Бред, подумал я, совершеннейший бред.
— Позволь мне рассказать тебе одну историю, — сказал Том, откидываясь на спинку кресла. Тереза устроилась у него на коленях, нежно прижавшись к его груди. — Если бы ты приехал сюда пару недель назад и спросил меня, кто мой лучший в мире друг, кого я больше всех уважаю, я бы сказал тебе, что это парень по имени Пьер Ублен, до недавнего времени работавший вместе со мной в Национальной ассамблее. Он проработал там дольше меня и, разумеется, занимал более значительный пост. Пьер был молодым человеком, примерно моего возраста, может, чуть постарше, и мы подружились: он взял меня под свое крыло, познакомил с людьми, которые могли помочь моему продвижению. Среди прочих он выступал за реформы, еще когда Людовик XVI был у власти. Пьер тесно сотрудничал и с Робеспьером, и с Дантоном[63], трудился на благо Революции. Я очень его уважал. Он был мне как брат. Мудрый наставник. Мы могли часами сидеть вдвоем в этих самых креслах, где мы сидим сейчас, и говорить обо всем на свете. О жизни, любви, политике, истории, о том, что мы делаем в Париже, ради Парижа, что ждет нас в будущем. Во Франции нет лучше человека, думал я, ибо он открыл мой ум на такие возможности, которых я даже не смогу тебе объяснить.
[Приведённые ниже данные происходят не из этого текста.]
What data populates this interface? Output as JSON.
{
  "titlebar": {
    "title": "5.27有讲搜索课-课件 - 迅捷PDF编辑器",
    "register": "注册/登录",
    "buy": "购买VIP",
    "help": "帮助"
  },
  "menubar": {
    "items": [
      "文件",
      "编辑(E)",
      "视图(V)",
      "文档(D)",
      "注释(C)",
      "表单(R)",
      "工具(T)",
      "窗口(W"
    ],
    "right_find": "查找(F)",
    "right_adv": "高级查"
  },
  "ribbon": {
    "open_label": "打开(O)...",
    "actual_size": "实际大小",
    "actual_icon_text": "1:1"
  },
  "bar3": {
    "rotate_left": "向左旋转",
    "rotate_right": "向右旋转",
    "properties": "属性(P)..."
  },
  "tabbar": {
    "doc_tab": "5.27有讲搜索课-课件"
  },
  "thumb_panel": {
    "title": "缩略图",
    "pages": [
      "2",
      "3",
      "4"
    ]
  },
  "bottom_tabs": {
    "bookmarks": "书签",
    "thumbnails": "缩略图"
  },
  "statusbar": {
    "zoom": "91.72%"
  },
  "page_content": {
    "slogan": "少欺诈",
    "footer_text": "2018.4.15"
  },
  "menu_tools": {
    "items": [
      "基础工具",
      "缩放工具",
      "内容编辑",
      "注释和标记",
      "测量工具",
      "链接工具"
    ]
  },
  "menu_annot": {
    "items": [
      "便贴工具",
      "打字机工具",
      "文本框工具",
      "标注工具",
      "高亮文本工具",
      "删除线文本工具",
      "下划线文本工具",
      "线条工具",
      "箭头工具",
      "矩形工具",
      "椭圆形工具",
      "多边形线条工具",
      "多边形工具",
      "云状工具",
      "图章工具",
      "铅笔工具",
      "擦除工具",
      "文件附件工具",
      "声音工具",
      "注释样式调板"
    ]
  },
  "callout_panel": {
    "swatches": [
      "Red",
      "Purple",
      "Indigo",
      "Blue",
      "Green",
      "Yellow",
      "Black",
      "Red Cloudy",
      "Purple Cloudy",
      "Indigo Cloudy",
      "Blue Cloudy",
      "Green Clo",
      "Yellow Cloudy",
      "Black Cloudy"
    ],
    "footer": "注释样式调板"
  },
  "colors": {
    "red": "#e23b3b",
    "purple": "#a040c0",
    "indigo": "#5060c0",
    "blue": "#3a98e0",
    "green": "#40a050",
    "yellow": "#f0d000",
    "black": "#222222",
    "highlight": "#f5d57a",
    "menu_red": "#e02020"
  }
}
Я неуверенно кивнул. Скоропалительные увлечения, какую форму бы ни принимали, почти всегда преходящи. Их жертвы неизбежно приходят в себя и удивляются, о чем же они думали раньше.
— Так что ж? — спросил я. — Что случилось с мсье Убленом? Зачем ты мне все это рассказываешь? Гражданин, — саркастически добавил я.
— Я рассказываю тебе об этом, — слегка раздраженно ответил он. — чтобы ты получил представление о моих взглядах. Несколько недель назад мы с Пьером сидели здесь, в этой квартире — Тереза, ты тоже с нами была, верно? — Она кивнула, но ничего не сказала. — Мы говорили о Революции, как всегда. Всегда, всегда о Революции. Она завладела нами. И Пьер сказал, что за последний месяц в городе гильотинировали четыреста человек. Такая цифра меня, разумеется, немного удивила, но я сказал, что это, должно быть, необходимо, после чего мы несколько минут просидели в молчании. Должен сказать, что Пьер выглядел очень взволнованным, и я спросил, все ли в порядке, не сказал ли я такого, что расстроило его. Внезапно он вскочил и принялся расхаживать взад–вперед по комнате. «Тебе никогда не приходило в голову, — спросил он, — что ситуация выходит из–под контроля? Что умирает слишком много людей? Слишком много крестьян и слишком мало аристократов, например?» Меня шокировало, что у него могли возникнуть такие мысли, поскольку все, разумеется, понимают: единственный способ достичь наших целей — избавиться от всех предателей, во Франции должны остаться только истинные французы, равные и свободные. Я возражал Пьеру, говорил, что он не прав, и в итоге он оставил эту тему, но меня встревожил его настрой, я забеспокоился, вдруг он уже не способен созидать историю, как это было прежде.